I'm using the Stack Exchange Data Explorer to learn SQL, but I think the fundamentals of the question is applicable to other databases.
I'm trying to query the Badges
table, which according to Stexdex (that's what I'm going to call it from now on) has the following schema:
- Badges
- Id
- UserId
- Name
- Date
This works well for badges like [Epic]
and [Legendary]
which have unique names, but the silver and gold tag-specific badges seems to be mixed in together by having the same exact name.
Here's an example query I wrote for [mysql]
tag:
SELECT
UserId as [User Link],
Date
FROM
Badges
Where
Name = 'mysql'
Order By
Date ASC
The (slightly annotated) output is: as seen on stexdex:
User Link Date
--------------- ------------------- // all for silver except where noted
Bill Karwin 2009-02-20 11:00:25
Quassnoi 2009-06-01 10:00:16
Greg 2009-10-22 10:00:25
Quassnoi 2009-10-31 10:00:24 // for gold
Bill Karwin 2009-11-23 11:00:30 // for gold
cletus 2010-01-01 11:00:23
OMG Ponies 2010-01-03 11:00:48
Pascal MARTIN 2010-02-17 11:00:29
Mark Byers 2010-04-07 10:00:35
Daniel Vassallo 2010-05-14 10:00:38
This is consistent with the current list of silver and gold earners at the moment of this writing, but to speak in more timeless terms, as of the end of May 2010 only 2 users have earned the gold [mysql]
tag: Quassnoi and Bill Karwin, as evidenced in the above result by their names being the only ones that appear twice.
So this is the way I understand it:
- The first time an
Id
appears (in chronological order) is for the silver badge - The second time is for the gold
Now, the above result mixes the silver and gold entries together.
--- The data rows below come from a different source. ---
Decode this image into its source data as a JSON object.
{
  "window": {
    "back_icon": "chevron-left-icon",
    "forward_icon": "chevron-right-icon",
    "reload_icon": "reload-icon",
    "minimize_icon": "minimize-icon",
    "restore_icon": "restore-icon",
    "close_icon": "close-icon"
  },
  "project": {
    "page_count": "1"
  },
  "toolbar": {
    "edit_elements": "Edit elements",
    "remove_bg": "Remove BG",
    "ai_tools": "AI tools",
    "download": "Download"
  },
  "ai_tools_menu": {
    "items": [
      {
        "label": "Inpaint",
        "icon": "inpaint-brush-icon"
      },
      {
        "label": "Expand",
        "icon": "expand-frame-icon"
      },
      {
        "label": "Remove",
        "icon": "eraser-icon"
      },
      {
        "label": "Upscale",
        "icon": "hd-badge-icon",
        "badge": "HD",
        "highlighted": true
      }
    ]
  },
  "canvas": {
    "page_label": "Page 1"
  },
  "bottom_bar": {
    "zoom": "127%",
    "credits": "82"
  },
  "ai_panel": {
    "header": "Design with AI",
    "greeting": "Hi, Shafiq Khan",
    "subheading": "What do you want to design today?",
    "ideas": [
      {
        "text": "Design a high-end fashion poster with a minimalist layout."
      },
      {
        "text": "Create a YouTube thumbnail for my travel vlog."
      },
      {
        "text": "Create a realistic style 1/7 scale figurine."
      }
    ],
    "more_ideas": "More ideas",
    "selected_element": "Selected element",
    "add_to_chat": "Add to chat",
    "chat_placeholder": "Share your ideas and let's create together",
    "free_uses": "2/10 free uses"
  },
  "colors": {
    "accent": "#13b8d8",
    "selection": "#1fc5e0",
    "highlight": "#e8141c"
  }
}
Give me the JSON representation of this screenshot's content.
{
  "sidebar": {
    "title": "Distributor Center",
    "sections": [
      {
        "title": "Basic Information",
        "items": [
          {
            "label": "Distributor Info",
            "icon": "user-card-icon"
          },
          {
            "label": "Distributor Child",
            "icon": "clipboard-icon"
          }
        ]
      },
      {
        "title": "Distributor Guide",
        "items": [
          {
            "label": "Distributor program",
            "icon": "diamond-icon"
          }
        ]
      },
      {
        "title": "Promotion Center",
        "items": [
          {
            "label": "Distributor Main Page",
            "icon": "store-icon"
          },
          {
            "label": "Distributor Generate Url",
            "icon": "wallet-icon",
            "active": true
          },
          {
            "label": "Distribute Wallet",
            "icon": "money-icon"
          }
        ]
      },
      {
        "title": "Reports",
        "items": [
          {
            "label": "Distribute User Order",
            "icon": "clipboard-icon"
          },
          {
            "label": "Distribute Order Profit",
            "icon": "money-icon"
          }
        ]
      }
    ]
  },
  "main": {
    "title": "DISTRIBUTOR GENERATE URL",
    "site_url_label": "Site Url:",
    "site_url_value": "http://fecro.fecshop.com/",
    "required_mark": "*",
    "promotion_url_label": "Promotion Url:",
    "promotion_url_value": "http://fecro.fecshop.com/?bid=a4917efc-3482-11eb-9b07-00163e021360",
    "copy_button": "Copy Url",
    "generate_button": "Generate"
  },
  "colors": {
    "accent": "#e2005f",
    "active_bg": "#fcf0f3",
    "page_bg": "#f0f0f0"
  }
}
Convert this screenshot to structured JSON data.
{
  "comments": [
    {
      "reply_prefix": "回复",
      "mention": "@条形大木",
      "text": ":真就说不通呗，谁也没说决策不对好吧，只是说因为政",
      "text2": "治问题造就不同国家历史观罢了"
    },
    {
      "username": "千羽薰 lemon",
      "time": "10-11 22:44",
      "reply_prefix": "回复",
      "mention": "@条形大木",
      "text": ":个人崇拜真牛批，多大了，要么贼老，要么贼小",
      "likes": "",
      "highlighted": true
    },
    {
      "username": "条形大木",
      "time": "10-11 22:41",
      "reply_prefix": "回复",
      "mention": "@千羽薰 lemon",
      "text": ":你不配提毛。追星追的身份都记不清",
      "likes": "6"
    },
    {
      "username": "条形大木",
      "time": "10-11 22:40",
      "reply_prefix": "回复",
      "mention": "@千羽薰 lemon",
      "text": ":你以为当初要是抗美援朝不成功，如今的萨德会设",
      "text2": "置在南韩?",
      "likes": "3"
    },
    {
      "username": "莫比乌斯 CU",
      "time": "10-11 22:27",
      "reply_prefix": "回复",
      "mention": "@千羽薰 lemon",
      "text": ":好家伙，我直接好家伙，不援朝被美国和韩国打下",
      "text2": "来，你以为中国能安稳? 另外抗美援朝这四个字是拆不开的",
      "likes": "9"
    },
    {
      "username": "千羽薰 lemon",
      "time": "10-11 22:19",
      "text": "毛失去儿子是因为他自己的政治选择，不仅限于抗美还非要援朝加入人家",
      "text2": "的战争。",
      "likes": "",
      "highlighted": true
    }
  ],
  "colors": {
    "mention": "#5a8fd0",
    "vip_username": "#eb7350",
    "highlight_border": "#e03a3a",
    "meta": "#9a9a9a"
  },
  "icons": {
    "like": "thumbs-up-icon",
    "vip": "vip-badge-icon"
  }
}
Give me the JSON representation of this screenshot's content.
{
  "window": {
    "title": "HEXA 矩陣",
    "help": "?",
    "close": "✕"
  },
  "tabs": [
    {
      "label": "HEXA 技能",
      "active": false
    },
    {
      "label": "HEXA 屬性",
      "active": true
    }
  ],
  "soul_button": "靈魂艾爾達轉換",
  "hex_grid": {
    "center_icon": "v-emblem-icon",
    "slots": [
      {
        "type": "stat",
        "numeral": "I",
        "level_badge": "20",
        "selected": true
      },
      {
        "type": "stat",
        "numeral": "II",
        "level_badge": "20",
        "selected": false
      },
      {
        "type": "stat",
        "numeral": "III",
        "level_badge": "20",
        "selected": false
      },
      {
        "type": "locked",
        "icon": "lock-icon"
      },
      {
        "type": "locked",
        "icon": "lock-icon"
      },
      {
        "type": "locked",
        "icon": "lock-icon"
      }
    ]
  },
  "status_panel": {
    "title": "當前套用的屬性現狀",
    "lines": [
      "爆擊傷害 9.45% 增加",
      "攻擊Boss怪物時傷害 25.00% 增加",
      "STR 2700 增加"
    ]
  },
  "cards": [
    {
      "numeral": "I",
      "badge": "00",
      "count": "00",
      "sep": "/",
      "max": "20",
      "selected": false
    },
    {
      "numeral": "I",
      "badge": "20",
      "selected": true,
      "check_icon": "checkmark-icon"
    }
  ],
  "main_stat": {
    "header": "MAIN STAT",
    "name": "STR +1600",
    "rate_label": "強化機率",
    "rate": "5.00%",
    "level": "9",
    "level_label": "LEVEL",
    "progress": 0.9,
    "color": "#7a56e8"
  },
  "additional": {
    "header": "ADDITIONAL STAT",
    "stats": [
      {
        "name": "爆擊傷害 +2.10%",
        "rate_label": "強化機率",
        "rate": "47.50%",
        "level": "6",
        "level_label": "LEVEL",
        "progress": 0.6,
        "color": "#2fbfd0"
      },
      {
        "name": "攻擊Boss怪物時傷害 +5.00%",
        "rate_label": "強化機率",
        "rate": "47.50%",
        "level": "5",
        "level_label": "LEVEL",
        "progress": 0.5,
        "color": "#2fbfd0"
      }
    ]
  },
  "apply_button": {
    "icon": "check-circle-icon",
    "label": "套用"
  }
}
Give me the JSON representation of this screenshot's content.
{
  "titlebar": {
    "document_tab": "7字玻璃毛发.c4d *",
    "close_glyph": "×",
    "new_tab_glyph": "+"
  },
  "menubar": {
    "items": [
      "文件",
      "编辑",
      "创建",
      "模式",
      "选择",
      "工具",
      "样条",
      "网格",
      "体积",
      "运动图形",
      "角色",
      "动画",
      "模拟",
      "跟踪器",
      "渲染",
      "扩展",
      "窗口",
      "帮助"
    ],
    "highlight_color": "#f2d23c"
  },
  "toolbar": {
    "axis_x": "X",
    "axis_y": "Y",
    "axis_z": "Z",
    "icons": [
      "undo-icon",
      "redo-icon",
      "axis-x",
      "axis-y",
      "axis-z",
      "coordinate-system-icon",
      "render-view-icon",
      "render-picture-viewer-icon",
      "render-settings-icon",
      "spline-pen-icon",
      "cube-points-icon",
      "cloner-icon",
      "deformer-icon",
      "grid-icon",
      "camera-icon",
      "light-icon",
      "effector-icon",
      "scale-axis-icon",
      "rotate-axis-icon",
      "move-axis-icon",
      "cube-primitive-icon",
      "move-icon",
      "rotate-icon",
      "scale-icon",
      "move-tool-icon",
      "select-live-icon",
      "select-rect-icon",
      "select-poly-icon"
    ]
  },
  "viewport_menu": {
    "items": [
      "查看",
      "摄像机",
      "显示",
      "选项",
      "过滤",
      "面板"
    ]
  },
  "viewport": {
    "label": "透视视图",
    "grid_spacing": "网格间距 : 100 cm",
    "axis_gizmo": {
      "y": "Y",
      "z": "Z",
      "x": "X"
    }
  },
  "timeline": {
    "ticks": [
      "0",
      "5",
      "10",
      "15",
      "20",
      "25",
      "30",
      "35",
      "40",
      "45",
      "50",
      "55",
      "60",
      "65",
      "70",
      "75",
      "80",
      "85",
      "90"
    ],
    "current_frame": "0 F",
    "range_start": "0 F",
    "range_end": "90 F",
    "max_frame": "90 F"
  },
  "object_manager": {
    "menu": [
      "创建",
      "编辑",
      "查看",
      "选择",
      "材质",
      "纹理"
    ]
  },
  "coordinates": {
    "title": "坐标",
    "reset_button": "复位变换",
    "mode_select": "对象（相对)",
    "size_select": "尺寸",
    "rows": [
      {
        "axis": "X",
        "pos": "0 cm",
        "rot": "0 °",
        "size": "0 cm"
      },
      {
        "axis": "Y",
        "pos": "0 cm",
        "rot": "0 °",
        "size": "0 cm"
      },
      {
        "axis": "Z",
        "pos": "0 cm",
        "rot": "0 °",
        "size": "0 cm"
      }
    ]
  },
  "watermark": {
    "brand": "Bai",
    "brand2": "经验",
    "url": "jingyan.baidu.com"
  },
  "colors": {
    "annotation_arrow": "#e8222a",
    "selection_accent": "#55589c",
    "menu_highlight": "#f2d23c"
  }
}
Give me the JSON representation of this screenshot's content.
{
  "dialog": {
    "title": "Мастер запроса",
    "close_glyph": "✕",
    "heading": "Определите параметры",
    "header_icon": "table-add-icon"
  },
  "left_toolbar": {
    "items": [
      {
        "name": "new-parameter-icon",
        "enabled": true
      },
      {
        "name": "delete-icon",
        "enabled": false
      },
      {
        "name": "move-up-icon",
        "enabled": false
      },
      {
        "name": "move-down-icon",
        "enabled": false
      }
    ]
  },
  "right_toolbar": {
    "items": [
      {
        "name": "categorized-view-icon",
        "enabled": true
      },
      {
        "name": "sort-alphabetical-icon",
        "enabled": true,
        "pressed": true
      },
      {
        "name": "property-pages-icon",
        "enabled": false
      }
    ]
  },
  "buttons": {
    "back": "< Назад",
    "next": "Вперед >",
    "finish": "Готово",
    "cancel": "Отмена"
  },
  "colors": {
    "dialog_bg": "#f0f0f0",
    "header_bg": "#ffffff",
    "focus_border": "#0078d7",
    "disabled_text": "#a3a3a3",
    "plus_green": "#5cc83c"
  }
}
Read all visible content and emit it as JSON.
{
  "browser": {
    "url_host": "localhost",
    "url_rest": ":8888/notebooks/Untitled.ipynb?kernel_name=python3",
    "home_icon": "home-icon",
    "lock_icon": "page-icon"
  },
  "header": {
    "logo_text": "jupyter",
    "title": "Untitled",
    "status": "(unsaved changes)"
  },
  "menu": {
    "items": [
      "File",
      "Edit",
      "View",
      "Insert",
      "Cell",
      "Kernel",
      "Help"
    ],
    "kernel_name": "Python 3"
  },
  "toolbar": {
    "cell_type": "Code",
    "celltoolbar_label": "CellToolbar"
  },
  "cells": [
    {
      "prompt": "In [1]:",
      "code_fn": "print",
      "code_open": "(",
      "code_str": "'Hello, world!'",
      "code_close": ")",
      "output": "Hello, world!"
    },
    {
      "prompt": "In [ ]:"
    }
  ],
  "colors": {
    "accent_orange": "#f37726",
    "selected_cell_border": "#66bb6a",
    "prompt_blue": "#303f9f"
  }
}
My questions are:
- Is this a typical design, or are there much friendlier schema/normalization/whatever you call it?
- In the current design, how would you query the silver and gold badges separately?
GROUP BY Id
and picking the min/max or first/second by theDate
somehow?- How can you write a query that lists all the silver badges first then all the gold badges next?
- Imagine also that the "real" query may be more complicated, i.e. not just listing by date.
- How would you write it so that it doesn't have too many repetition between the silver and gold subqueries?
- Is it perhaps more typical to do two totally separate queries instead?
- What is this idiom called? A row "partitioning" query to put them into "buckets" or something?
Requirement clarification
Originally I wanted the following output, essentially:
User Link Date
--------------- -------------------
Bill Karwin 2009-02-20 11:00:25 // result of query for silver
Quassnoi 2009-06-01 10:00:16 // :
Greg 2009-10-22 10:00:25 // :
cletus 2010-01-01 11:00:23 // :
OMG Ponies 2010-01-03 11:00:48 // :
Pascal MARTIN 2010-02-17 11:00:29 // :
Mark Byers 2010-04-07 10:00:35 // :
Daniel Vassallo 2010-05-14 10:00:38 // :
------- maybe some sort of row separator here? can SQL do this? -------
Quassnoi 2009-10-31 10:00:24 // result of query for gold
Bill Karwin 2009-11-23 11:00:30 // :
But the answers so far with a separate column for silver and gold is also great, so feel free to pursue that angle as well. I'm still curious how you'd do the above, though.